Quando eu visitei o museu, vi pessoas de várias idades, tanto adolescentes que provavelmente só ouviram falar e nunca tinham sequer encostado o dedo em computadores de mesa, praticamente obsoletos para uma geração de computadores exclusivamente portáteis, quanto pessoas mais velhas. A nostalgia também me atingiu quando pude jogar Wolf-3D num computador 386 idêntico ao que eu tive em casa. Esse jogo - célebre antecessor de Doom e outros jogos em primeira pessoa - foi um dos primeiros que eu instalei no meu PC na minha adolescência.
O LCM é também de grande interesse para os estudiosos do design, sendo fascinante perceber as mudanças tanto nos gráficos dos softwares (fontes usadas, ícones escolhidos) quanto no formato dos hardwares - por exemplo mais quadrados, tais como encontramos em ficções científicas como 2001 - uma odisséia no espaço.
Pensar os computadores sob o viés de uma "arqueologia das mídias", traçando as continuidades e descontinuidades de práticas de interação entre imagem e espectador ou de uma "história das telas" (screen history), também é algo muito interessante de se fazer ao visitar o museu.
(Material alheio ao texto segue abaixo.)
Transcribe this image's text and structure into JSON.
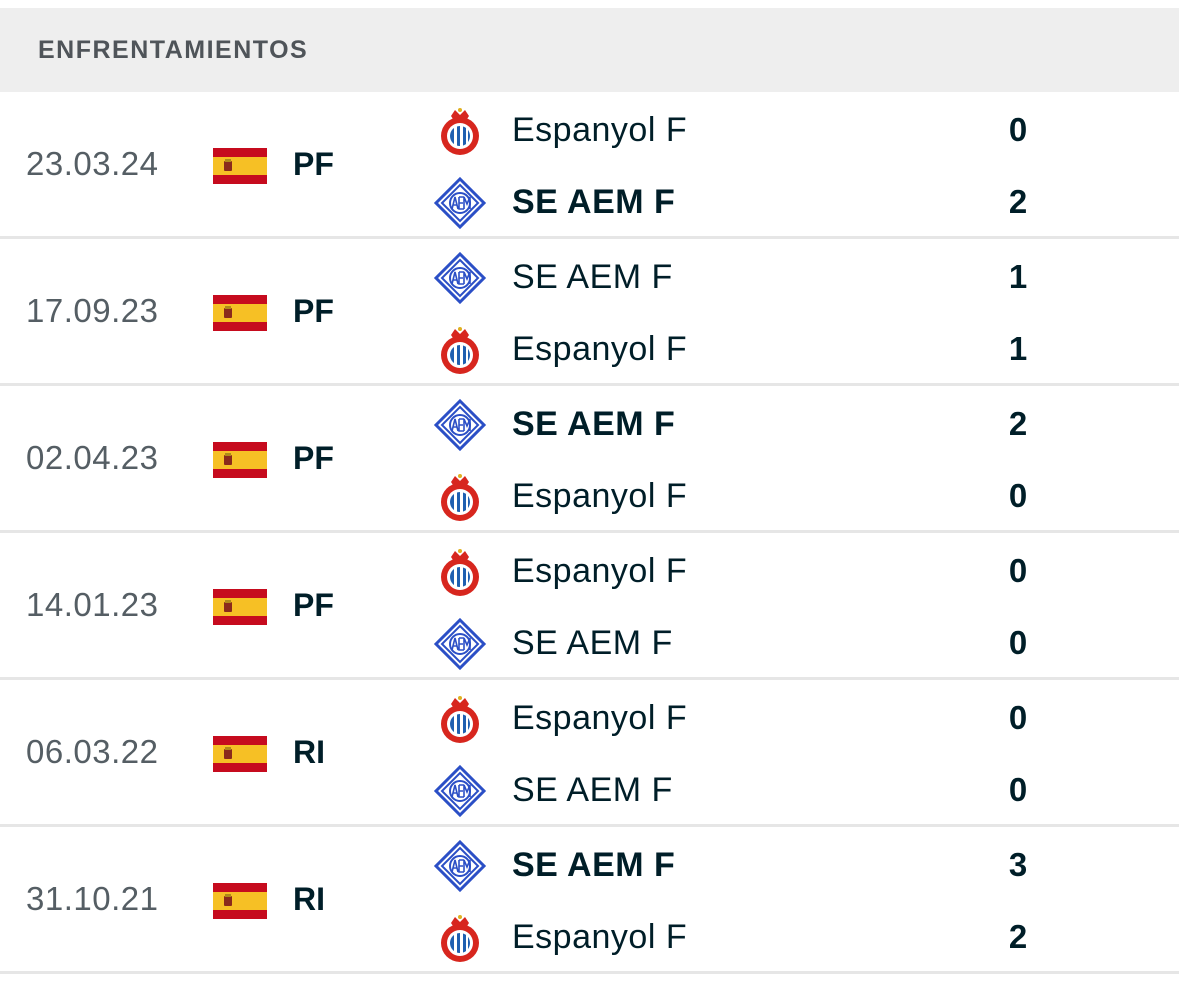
{
  "header": {
    "title": "ENFRENTAMIENTOS"
  },
  "colors": {
    "flag_red": "#c60b1e",
    "flag_yellow": "#f6c025",
    "espanyol_blue": "#1f5fb0",
    "espanyol_red": "#d7261e",
    "aem_blue": "#2b4fc6"
  },
  "matches": [
    {
      "date": "23.03.24",
      "competition": "PF",
      "flag": "spain-flag",
      "home": {
        "name": "Espanyol F",
        "logo": "espanyol-crest",
        "score": "0",
        "winner": false
      },
      "away": {
        "name": "SE AEM F",
        "logo": "aem-crest",
        "score": "2",
        "winner": true
      }
    },
    {
      "date": "17.09.23",
      "competition": "PF",
      "flag": "spain-flag",
      "home": {
        "name": "SE AEM F",
        "logo": "aem-crest",
        "score": "1",
        "winner": false
      },
      "away": {
        "name": "Espanyol F",
        "logo": "espanyol-crest",
        "score": "1",
        "winner": false
      }
    },
    {
      "date": "02.04.23",
      "competition": "PF",
      "flag": "spain-flag",
      "home": {
        "name": "SE AEM F",
        "logo": "aem-crest",
        "score": "2",
        "winner": true
      },
      "away": {
        "name": "Espanyol F",
        "logo": "espanyol-crest",
        "score": "0",
        "winner": false
      }
    },
    {
      "date": "14.01.23",
      "competition": "PF",
      "flag": "spain-flag",
      "home": {
        "name": "Espanyol F",
        "logo": "espanyol-crest",
        "score": "0",
        "winner": false
      },
      "away": {
        "name": "SE AEM F",
        "logo": "aem-crest",
        "score": "0",
        "winner": false
      }
    },
    {
      "date": "06.03.22",
      "competition": "RI",
      "flag": "spain-flag",
      "home": {
        "name": "Espanyol F",
        "logo": "espanyol-crest",
        "score": "0",
        "winner": false
      },
      "away": {
        "name": "SE AEM F",
        "logo": "aem-crest",
        "score": "0",
        "winner": false
      }
    },
    {
      "date": "31.10.21",
      "competition": "RI",
      "flag": "spain-flag",
      "home": {
        "name": "SE AEM F",
        "logo": "aem-crest",
        "score": "3",
        "winner": true
      },
      "away": {
        "name": "Espanyol F",
        "logo": "espanyol-crest",
        "score": "2",
        "winner": false
      }
    }
  ]
}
O famosíssimo computador Xerox Alto, um dos primeiros "computadores pessoais" da história, lançado em 1973, virou, sem dúvidas, uma peça de museu, tendo sido produzido em escala de dezenas, e não de centenas ou milhares. É curioso perceber que o seu monitor era em formato de "retrato" e não de "paisagem" como viria a se consagrar. Isso seguia a lógica dos computadores substituírem as mesas de trabalho, fazendo o papel da máquina de escrever, da calculadora e do papel e caneta, enfim, do escritório (o Office), que viria a nomear o mais popular software da Microsoft. Nessa lógica da metáfora do escritório que resultou, inclusive, no sistema de "pastas", "escrivaninhas" e "arquivos" que orientou o Windows como sistema operacional, a tela do computador substituiria a folha de papel ofício, assim como o caderno (o notebook), sendo natural que ela tivesse essa mesma orientação que hoje nos parece estranha. Ao longo dos anos, os
computadores assumiram cada vez mais uma tela quadrada ou levemente retangular (semelhante à proporção 3x4 dos televisores da época), até, hoje em dia, praticamente se padronizar o formato panorâmico, claramente associado ao cinema pós-1950.
Em meio à área de exposição do museu, é possível ver, através da parede envidraçada, a área de trabalho dos engenheiros, reparando equipamentos doados ou se esforçando na árdua tarefa de fazer a manutenção dos computadores expostos e mantê-los em funcionamento. Para quem não puder visitar o museu, vale conhecer essa experiência através de seu site na internet.